Certains de vos collègues ne cessent de réclamer plus de transparence dans la gestion de la carrière des magistrats. Pensez-vous comme eux qu’il y a un manque de transparence à ce niveau ?
La  transparence est une exigence fondamentale à nos yeux. Car c’est elle qui garantit l’équité dans la gestion du personnel. De plus, elle  favorise le culte du mérite et de l’excellence, l’épanouissement professionnel de même qu’elle constitue un facteur de performance des tribunaux. Son importance tien également au fait que la gestion de la carrière est un aspect fondamental  de l’indépendance de la justice. Quand dans un pays, l’Exécutif parvient à s’assurer le contrôle direct de la carrière des juges, dites –vous bien qu’il contrôle indirectement le  fonctionnement de la justice. La transparence suppose l’existence d’un processus décisionnel clair, fondé sur des critères objectifs, préalablement définis et débattus de façon libre. C’est ce que nos amis enseignants sont parvenus à instaurer à travers ce qu’ils appellent la « gestion démocratique de la carrière ». Chez nous, rien  de tout cela n’existe.  Pas d’appel à candidature, pas de critères de sélection préalablement définis pour la nomination aux postes. Aux  termes de l’article 8 du statut, c’est le Ministre de la justice qui propose aux postes de nomination selon des critères  qui ne sont pas définis à l’avance et qui ne peuvent donc être discutés. Dans de telles conditions, les membres du CSM qui, parfois, n’ont même pas  le temps de discuter le bienfondé des propositions de nomination, ne peuvent jouer le rôle d’écran protecteur que l’on est en droit d’attendre d’eux.
 
Si vous aviez à lister les principales revendications de vos pairs, celles à la satisfaction desquelles vous comptez vous atteler en priorité, quelles seraient-elles par ordre d’importance ?

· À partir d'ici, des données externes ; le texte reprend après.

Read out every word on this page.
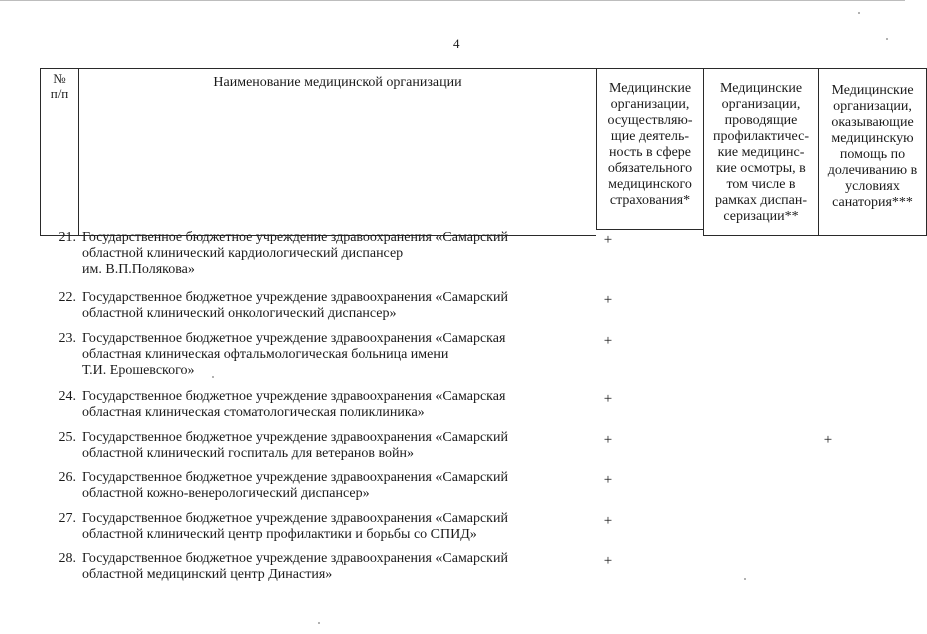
4
№
п/п
Наименование медицинской организации	Медицинские
организации,
осуществляю-
щие деятель-
ность в сфере
обязательного
медицинского
страхования*
Медицинские
организации,
проводящие
профилактичес-
кие медицинс-
кие осмотры, в
том числе в
рамках диспан-
серизации**
Медицинские
организации,
оказывающие
медицинскую
помощь по
долечиванию в
условиях
санатория***
21. Государственное бюджетное учреждение здравоохранения «Самарский
областной клинический кардиологический диспансер
им. В.П.Полякова»
+
22. Государственное бюджетное учреждение здравоохранения «Самарский
областной клинический онкологический диспансер»
+
23. Государственное бюджетное учреждение здравоохранения «Самарская
областная клиническая офтальмологическая больница имени
Т.И. Ерошевского»
+
24. Государственное бюджетное учреждение здравоохранения «Самарская
областная клиническая стоматологическая поликлиника»
+
25. Государственное бюджетное учреждение здравоохранения «Самарский
областной клинический госпиталь для ветеранов войн»
+	+
26. Государственное бюджетное учреждение здравоохранения «Самарский
областной кожно-венерологический диспансер»
+
27. Государственное бюджетное учреждение здравоохранения «Самарский
областной клинический центр профилактики и борьбы со СПИД»
+
28. Государственное бюджетное учреждение здравоохранения «Самарский
областной медицинский центр Династия»
+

Naturellement, les priorités sont le respect des garanties d’indépendance notamment le principe d’inamovibilité, l’instauration de la transparence dans la gestion de la carrière et le renforcement des moyens alloués à la justice en général et aux juridictions en particulier. D’abord sur l’indépendance. Nous en faisons une priorité car la garantie essentielle de l’indépendance, qui se trouve être le principe d’inamovibilité, est complètement vidée de sa substance.
Comment cela ?
Par le recours à deux notions : les nécessités de  service et l’intérim. D’abord, s’agissant des nécessités de service, il faut  relever que lorsqu’on parle d’indépendance de la justice, il est capital de distinguer ce à quoi  renvoie cette notion de ce qui la garantit. L’indépendance renvoie non seulement à une question d’état d’esprit, mais également aux rapports que la justice entretient avec les autres pouvoirs ou groupes de pression.  Cependant, pour être effective, l’indépendance doit être garantie de manière à ce que le juge soit assuré de pouvoir exercer son office en son  âme et conscience sans s’exposer à des mesures de représailles de la part de l’exécutif ou d’un quelconque autre pouvoir. C’est précisément l’objet de l’article 6 de la loi organique n° 2017-10 du 17 janvier 2017 portant statut des magistrats qui pose la règle de l’inamovibilité, les juges ne pouvant en principe être affectés sans leur consentement, sauf en cas de nécessité de service. Dans l’esprit du texte, le recours à la notion de nécessités de  service doit évidemment être exceptionnel. Or, dans la pratique, c’est plutôt la règle. Ce recours systématique à la notion de « nécessité de service » installe les juges dans une situation très précaire et vide le principe d’inamovibilité de son objet.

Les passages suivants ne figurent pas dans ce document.